И поведал ему, частично, о разговоре с отцом, то что курирую это я, и легат будет моим человеком. Он слушал внимательно. А я продолжил:
— Поэтому и выбрал тебя. Но! Надо понимать что это Египет.. – поморщился я. – Aegyptus res subtilis est [Египет - дело тонкое]. А потому слушай мои инструкции и запоминай…
Далее я изложил свои гипотезы, что именно нужно проверить, на что обратить внимание и как вести себя с местными властями. Это задание должно было стать для нас обоих испытанием, но я был уверен, что Квинт справится.
— Тебе придется поторопится, – сказал я, подводя итог нашей беседы. – Постарайся успеть хотя бы в mare clausum incertum (переходный сезон) доплыть до Александрии.
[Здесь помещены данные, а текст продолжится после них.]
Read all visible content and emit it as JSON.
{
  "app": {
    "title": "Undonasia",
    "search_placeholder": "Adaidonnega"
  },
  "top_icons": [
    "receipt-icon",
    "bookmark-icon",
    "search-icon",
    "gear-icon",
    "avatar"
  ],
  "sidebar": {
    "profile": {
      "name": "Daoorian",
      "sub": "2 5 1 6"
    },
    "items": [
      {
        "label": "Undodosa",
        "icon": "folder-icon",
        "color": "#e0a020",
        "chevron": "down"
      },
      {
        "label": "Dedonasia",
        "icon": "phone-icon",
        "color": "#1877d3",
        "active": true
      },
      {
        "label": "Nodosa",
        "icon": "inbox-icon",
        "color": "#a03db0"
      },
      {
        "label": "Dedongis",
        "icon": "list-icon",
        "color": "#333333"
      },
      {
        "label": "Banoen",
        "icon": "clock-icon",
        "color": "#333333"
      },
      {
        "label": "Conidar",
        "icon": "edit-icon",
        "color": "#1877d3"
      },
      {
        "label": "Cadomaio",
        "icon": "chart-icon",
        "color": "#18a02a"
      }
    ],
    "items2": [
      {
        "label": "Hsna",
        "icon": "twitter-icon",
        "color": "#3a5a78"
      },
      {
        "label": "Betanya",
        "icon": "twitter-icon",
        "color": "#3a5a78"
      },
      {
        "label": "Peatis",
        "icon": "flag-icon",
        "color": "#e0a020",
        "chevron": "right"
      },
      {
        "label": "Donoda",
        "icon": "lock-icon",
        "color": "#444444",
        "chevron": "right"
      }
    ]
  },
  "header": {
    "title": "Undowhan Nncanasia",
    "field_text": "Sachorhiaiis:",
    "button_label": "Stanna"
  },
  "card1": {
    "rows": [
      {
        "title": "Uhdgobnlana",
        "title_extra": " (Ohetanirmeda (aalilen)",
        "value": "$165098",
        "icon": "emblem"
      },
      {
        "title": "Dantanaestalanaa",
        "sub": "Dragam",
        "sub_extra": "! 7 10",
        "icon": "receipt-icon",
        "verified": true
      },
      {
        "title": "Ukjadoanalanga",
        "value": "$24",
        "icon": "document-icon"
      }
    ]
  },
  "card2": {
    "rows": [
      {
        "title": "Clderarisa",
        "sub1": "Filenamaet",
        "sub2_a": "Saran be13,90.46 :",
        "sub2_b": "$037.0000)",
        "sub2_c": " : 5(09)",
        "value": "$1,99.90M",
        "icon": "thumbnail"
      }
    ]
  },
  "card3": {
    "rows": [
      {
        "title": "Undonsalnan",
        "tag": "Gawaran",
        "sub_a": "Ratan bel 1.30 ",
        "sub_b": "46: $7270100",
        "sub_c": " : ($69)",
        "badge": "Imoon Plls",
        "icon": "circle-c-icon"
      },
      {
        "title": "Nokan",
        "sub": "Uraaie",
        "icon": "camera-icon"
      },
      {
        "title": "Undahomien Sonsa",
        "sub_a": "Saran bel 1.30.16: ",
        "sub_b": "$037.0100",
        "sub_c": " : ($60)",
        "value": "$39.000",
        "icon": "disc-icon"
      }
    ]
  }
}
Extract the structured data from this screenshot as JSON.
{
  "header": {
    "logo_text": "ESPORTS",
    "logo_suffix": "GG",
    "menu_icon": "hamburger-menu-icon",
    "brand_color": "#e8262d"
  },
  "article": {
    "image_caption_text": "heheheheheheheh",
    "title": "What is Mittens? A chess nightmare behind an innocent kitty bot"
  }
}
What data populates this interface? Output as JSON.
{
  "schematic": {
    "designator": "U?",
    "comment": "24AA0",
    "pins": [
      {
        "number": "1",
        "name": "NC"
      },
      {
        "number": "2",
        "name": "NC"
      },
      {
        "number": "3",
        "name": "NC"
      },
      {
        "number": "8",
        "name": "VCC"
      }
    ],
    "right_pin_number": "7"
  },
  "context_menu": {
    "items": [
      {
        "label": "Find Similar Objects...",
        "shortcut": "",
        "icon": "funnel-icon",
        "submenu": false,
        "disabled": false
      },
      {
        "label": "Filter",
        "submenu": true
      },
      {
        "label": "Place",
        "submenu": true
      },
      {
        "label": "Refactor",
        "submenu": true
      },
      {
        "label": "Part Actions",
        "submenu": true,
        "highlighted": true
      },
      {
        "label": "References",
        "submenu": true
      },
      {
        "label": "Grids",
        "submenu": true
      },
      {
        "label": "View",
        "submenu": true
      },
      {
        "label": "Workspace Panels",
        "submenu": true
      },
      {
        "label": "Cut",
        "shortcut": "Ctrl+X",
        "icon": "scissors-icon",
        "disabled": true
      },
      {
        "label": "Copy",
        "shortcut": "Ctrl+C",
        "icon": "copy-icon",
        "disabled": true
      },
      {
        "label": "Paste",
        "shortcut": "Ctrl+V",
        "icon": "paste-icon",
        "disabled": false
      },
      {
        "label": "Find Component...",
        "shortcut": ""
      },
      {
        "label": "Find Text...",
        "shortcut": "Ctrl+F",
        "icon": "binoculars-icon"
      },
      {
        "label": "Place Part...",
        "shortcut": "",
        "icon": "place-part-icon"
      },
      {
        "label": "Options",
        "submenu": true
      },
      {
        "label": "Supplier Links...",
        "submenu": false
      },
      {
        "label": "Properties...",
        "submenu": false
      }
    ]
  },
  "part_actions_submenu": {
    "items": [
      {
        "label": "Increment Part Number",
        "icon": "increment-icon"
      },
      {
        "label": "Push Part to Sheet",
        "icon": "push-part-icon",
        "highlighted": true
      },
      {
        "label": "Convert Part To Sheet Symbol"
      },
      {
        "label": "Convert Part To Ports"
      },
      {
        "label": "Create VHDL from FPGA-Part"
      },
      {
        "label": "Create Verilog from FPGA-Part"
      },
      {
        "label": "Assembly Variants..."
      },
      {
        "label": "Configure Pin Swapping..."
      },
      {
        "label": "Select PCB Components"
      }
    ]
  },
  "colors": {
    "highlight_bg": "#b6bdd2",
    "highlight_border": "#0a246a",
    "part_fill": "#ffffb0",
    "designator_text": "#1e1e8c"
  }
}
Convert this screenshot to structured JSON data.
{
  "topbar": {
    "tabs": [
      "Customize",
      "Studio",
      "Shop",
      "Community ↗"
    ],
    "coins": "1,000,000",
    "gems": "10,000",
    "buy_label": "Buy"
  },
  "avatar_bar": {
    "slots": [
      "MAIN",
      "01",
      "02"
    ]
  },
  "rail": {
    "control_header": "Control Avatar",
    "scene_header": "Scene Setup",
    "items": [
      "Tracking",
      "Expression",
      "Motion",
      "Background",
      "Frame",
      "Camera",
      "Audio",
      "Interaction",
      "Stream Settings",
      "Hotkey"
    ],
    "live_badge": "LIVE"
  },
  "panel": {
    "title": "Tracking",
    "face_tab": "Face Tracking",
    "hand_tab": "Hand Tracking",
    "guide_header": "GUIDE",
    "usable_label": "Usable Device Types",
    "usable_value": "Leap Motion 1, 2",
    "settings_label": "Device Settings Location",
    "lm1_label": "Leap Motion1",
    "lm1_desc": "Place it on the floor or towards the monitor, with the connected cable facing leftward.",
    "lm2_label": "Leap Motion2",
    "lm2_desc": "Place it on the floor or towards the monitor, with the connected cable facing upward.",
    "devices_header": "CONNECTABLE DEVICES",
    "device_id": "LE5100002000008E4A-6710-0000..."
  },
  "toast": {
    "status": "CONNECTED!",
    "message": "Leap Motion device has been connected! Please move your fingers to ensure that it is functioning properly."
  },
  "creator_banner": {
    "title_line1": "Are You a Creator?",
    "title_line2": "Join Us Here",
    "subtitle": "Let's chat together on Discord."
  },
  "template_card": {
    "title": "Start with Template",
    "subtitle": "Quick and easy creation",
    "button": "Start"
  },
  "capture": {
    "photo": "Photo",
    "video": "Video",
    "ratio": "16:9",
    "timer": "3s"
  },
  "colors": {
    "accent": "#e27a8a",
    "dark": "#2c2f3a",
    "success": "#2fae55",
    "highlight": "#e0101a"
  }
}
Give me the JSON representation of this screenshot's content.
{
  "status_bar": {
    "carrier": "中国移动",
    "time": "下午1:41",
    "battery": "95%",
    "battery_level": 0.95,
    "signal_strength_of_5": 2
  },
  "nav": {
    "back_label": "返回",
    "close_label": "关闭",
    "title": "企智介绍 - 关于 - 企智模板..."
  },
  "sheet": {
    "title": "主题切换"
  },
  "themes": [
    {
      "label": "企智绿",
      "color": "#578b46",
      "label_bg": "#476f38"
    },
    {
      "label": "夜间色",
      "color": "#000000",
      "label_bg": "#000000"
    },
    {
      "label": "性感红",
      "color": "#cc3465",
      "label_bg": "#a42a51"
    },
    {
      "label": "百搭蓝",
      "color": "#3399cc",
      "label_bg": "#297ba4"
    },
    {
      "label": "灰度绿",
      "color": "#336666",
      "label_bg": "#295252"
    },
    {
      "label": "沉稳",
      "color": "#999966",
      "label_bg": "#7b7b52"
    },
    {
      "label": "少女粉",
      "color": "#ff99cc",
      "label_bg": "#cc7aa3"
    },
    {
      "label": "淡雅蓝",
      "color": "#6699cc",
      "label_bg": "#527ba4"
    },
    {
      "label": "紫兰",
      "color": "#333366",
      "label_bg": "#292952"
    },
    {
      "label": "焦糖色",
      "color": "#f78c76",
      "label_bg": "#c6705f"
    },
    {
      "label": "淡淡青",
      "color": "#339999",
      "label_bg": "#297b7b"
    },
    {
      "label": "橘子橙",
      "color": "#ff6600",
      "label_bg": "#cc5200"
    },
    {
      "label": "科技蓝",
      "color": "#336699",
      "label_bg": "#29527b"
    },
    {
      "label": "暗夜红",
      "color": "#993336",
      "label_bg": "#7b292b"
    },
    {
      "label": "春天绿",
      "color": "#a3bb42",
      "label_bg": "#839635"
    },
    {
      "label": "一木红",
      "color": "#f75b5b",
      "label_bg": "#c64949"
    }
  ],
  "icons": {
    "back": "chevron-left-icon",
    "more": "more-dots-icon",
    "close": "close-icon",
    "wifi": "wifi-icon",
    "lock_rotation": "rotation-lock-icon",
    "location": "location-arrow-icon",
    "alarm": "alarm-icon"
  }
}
Капитаны не любят этот период, но возможно найдется попутный. Иначе рискуешь застрять в Аквилее на более полгода, ожидая, когда море вновь станет безопасным.
***
925(172) 25 октября, Карнунт, Паннония
Спустя некоторое время после похода, Марк Аврелий, принял решение наделить меня титулом “Germanicus”. Честно говоря, я не чувствовал, что заслуживаю этого звания. По большому счёту, я в этом походе лишь учился, наблюдая за искусством войны и стратегией управления армией.
Мне кажется, что отец проявляет определённое нетерпение в отношении моего становления. Он видит мои успехи в учёбе, мои, как он говорит, зрелые мысли. Большинство в лагере уже привыкли общаться со мной на равных, не воспринимая меня как ребёнка. Хотя порой эта нотка всё же проскальзывает, особенно у тех, кто впервые вступает со мной в разговор. Мне даже стало забавно наблюдать, как незнакомцы теряются, сталкиваясь с моим взрослым общением.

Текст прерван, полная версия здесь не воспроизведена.